NavList:
A Community Devoted to the Preservation and Practice of Celestial Navigation and Other Methods of Traditional Wayfinding
Longitude Sight, South Pacific, 1864 - Revisited
From: Henry Halboth
Date: 2018 Jun 26, 21:33 -0400
From: Henry Halboth
Date: 2018 Jun 26, 21:33 -0400
To all,
I have been fiddling with the subject sight since it appeared on NavList and, as a matter of general interest, have decided to publish the results of my fiddling. The Time Sight provides a perfectly valid solution of the astronomical triangle as employed in celestial navigation and has the further potential advantage of providing a purely mathematical solution to position finding without the need of resorting to the plotting of lines of position, althouh it is also quite adaptable to this later procedure. To illustrate how it was employed in line of position navigation I have recalculated the sight utilizing the more modern cosine-haversine formula and have included an azimuth calculation to facilitate the plotting of a line of position through the position demonstrated by the assumed Latitude and the determined Longitude - the so called tangent method, as opposed to the chord method whereby two separate postions are calculated and the line connecting them considered the LOP. The tangent method was employed at least throughout WWII, and favored by the Steamboat Inspectors on License Examinations. I have also calculated the intercept, utlilizing the Marc St Hillaire method to show the close agreement in the LOPs determined as between the two (2) methods. As I have no idea as to the height of eye aboard the Morgan I hae simply employed the altitude correction originally utilized in the calculation provided by Frank.

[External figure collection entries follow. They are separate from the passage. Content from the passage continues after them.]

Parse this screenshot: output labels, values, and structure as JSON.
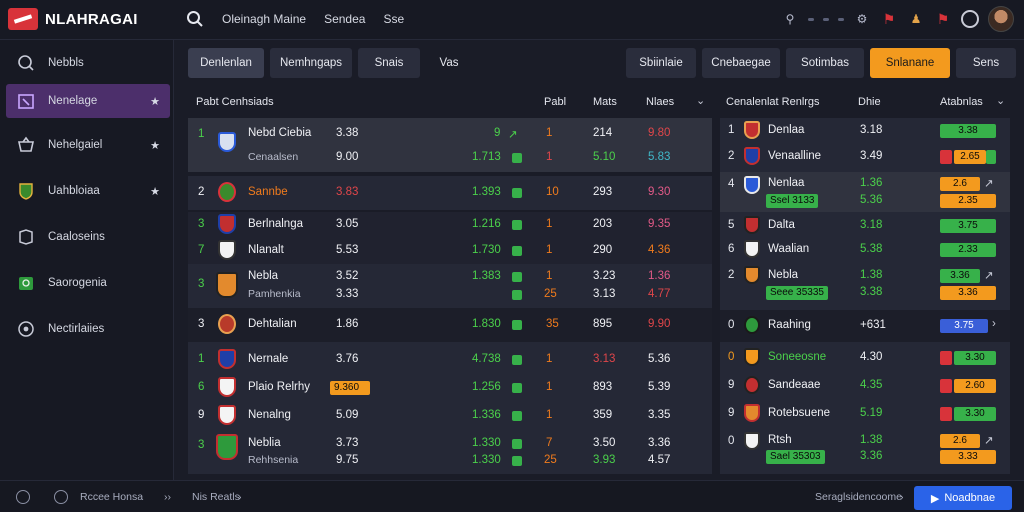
{
  "app": {
    "title": "NLAHRAGAI"
  },
  "topnav": [
    "Oleinagh Maine",
    "Sendea",
    "Sse"
  ],
  "sidebar": [
    {
      "label": "Nebbls",
      "star": false
    },
    {
      "label": "Nenelage",
      "star": true
    },
    {
      "label": "Nehelgaiel",
      "star": true
    },
    {
      "label": "Uahbloiaa",
      "star": true
    },
    {
      "label": "Caaloseins",
      "star": false
    },
    {
      "label": "Saorogenia",
      "star": false
    },
    {
      "label": "Nectirlaiies",
      "star": false
    }
  ],
  "tabs_left": [
    "Denlenlan",
    "Nemhngaps",
    "Snais",
    "Vas"
  ],
  "tabs_right": [
    "Sbiinlaie",
    "Cnebaegae",
    "Sotimbas",
    "Snlanane",
    "Sens"
  ],
  "left_panel": {
    "header": {
      "title": "Pabt Cenhsiads",
      "c1": "Pabl",
      "c2": "Mats",
      "c3": "Nlaes"
    },
    "rows": [
      {
        "rank": "1",
        "name": "Nebd Ciebia",
        "sub": "Cenaalsen",
        "v1": "3.38",
        "v1b": "9.00",
        "a": "9",
        "ab": "1.713",
        "b": "1",
        "bb": "1",
        "c": "214",
        "cb": "5.10",
        "d": "9.80",
        "db": "5.83"
      },
      {
        "rank": "2",
        "name": "Sannbe",
        "sub": "",
        "v1": "3.83",
        "v1b": "",
        "a": "",
        "ab": "1.393",
        "b": "10",
        "bb": "",
        "c": "293",
        "cb": "",
        "d": "9.30",
        "db": ""
      },
      {
        "rank": "3",
        "name": "Berlnalnga",
        "sub": "",
        "v1": "3.05",
        "v1b": "",
        "a": "",
        "ab": "1.216",
        "b": "1",
        "bb": "",
        "c": "203",
        "cb": "",
        "d": "9.35",
        "db": ""
      },
      {
        "rank": "7",
        "name": "Nlanalt",
        "sub": "",
        "v1": "5.53",
        "v1b": "",
        "a": "",
        "ab": "1.730",
        "b": "1",
        "bb": "",
        "c": "290",
        "cb": "",
        "d": "4.36",
        "db": ""
      },
      {
        "rank": "3",
        "name": "Nebla",
        "sub": "Pamhenkia",
        "v1": "3.52",
        "v1b": "3.33",
        "a": "",
        "ab": "1.383",
        "b": "1",
        "bb": "25",
        "c": "3.23",
        "cb": "3.13",
        "d": "1.36",
        "db": "4.77"
      },
      {
        "rank": "3",
        "name": "Dehtalian",
        "sub": "",
        "v1": "1.86",
        "v1b": "",
        "a": "",
        "ab": "1.830",
        "b": "35",
        "bb": "",
        "c": "895",
        "cb": "",
        "d": "9.90",
        "db": ""
      },
      {
        "rank": "1",
        "name": "Nernale",
        "sub": "",
        "v1": "3.76",
        "v1b": "",
        "a": "",
        "ab": "4.738",
        "b": "1",
        "bb": "",
        "c": "3.13",
        "cb": "",
        "d": "5.36",
        "db": ""
      },
      {
        "rank": "6",
        "name": "Plaio Relrhy",
        "sub": "",
        "v1": "9.360",
        "v1b": "",
        "a": "",
        "ab": "1.256",
        "b": "1",
        "bb": "",
        "c": "893",
        "cb": "",
        "d": "5.39",
        "db": ""
      },
      {
        "rank": "9",
        "name": "Nenalng",
        "sub": "",
        "v1": "5.09",
        "v1b": "",
        "a": "",
        "ab": "1.336",
        "b": "1",
        "bb": "",
        "c": "359",
        "cb": "",
        "d": "3.35",
        "db": ""
      },
      {
        "rank": "3",
        "name": "Neblia",
        "sub": "Rehhsenia",
        "v1": "3.73",
        "v1b": "9.75",
        "a": "",
        "ab": "1.330",
        "b": "7",
        "bb": "25",
        "c": "3.50",
        "cb": "3.93",
        "d": "3.36",
        "db": "4.57"
      }
    ]
  },
  "right_panel": {
    "header": {
      "title": "Cenalenlat Renlrgs",
      "c1": "Dhie",
      "c2": "Atabnlas"
    },
    "rows": [
      {
        "rank": "1",
        "name": "Denlaa",
        "sub": "",
        "val": "3.18",
        "valb": "",
        "o1": "3.38",
        "o1b": ""
      },
      {
        "rank": "2",
        "name": "Venaalline",
        "sub": "",
        "val": "3.49",
        "valb": "",
        "o1": "2.65",
        "o1b": ""
      },
      {
        "rank": "4",
        "name": "Nenlaa",
        "sub": "Ssel 3133",
        "val": "1.36",
        "valb": "5.36",
        "o1": "2.6",
        "o1b": "2.35"
      },
      {
        "rank": "5",
        "name": "Dalta",
        "sub": "",
        "val": "3.18",
        "valb": "",
        "o1": "3.75",
        "o1b": ""
      },
      {
        "rank": "6",
        "name": "Waalian",
        "sub": "",
        "val": "5.38",
        "valb": "",
        "o1": "2.33",
        "o1b": ""
      },
      {
        "rank": "2",
        "name": "Nebla",
        "sub": "Seee 35335",
        "val": "1.38",
        "valb": "3.38",
        "o1": "3.36",
        "o1b": "3.36"
      },
      {
        "rank": "0",
        "name": "Raahing",
        "sub": "",
        "val": "+631",
        "valb": "",
        "o1": "3.75",
        "o1b": ""
      },
      {
        "rank": "0",
        "name": "Soneeosne",
        "sub": "",
        "val": "4.30",
        "valb": "",
        "o1": "3.30",
        "o1b": ""
      },
      {
        "rank": "9",
        "name": "Sandeaae",
        "sub": "",
        "val": "4.35",
        "valb": "",
        "o1": "2.60",
        "o1b": ""
      },
      {
        "rank": "9",
        "name": "Rotebsuene",
        "sub": "",
        "val": "5.19",
        "valb": "",
        "o1": "3.30",
        "o1b": ""
      },
      {
        "rank": "0",
        "name": "Rtsh",
        "sub": "Sael 35303",
        "val": "1.38",
        "valb": "3.36",
        "o1": "2.6",
        "o1b": "3.33"
      }
    ]
  },
  "footer": {
    "left_text": "Rccee Honsa",
    "mid_text": "Nis Reatls",
    "right_text": "Seraglsidencoome",
    "button": "Noadbnae"
  },
  "colors": {
    "accent": "#f39a1e",
    "active_sidebar": "#4c2f6b",
    "primary_button": "#2a63e8",
    "green": "#4bd14b"
  }
}
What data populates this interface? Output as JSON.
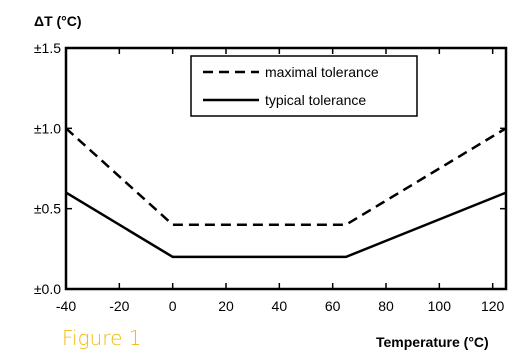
{
  "chart_data": {
    "type": "line",
    "ylabel": "ΔT (°C)",
    "xlabel": "Temperature (°C)",
    "caption": "Figure 1",
    "xlim": [
      -40,
      125
    ],
    "ylim": [
      0,
      1.5
    ],
    "x_ticks": [
      {
        "value": -40,
        "label": "-40"
      },
      {
        "value": -20,
        "label": "-20"
      },
      {
        "value": 0,
        "label": "0"
      },
      {
        "value": 20,
        "label": "20"
      },
      {
        "value": 40,
        "label": "40"
      },
      {
        "value": 60,
        "label": "60"
      },
      {
        "value": 80,
        "label": "80"
      },
      {
        "value": 100,
        "label": "100"
      },
      {
        "value": 120,
        "label": "120"
      }
    ],
    "y_ticks": [
      {
        "value": 0,
        "label": "±0.0"
      },
      {
        "value": 0.5,
        "label": "±0.5"
      },
      {
        "value": 1.0,
        "label": "±1.0"
      },
      {
        "value": 1.5,
        "label": "±1.5"
      }
    ],
    "grid": false,
    "legend_position": "top-right",
    "series": [
      {
        "name": "maximal tolerance",
        "style": "dashed",
        "color": "#000000",
        "points": [
          [
            -40,
            1.0
          ],
          [
            0,
            0.4
          ],
          [
            65,
            0.4
          ],
          [
            125,
            1.0
          ]
        ]
      },
      {
        "name": "typical tolerance",
        "style": "solid",
        "color": "#000000",
        "points": [
          [
            -40,
            0.6
          ],
          [
            0,
            0.2
          ],
          [
            65,
            0.2
          ],
          [
            125,
            0.6
          ]
        ]
      }
    ]
  }
}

For anyone interested in the determination of position without the need for plotting LOPs, I suggest looking into the use of the Time Sight in conjunction with 1) Latitude by Moon, Venus, or Star Meridian Transit with Longitude by Time Sight, 2) Use of the so called "back and fill" method, wherein a morning Time Sight is taken and not worked until a Noon Latitude is obtained and corrected for the distance run or difference in Latitude between the sight times and the AM sight, as obtained by use of the Traverse Table, then worked using the more correct Latitude, or 3) Simply employing the Longitude Factor, as obtained from Table 35, of Bowditch, which see for full instruction.
I do hope that I have not made too many typos in the attachments.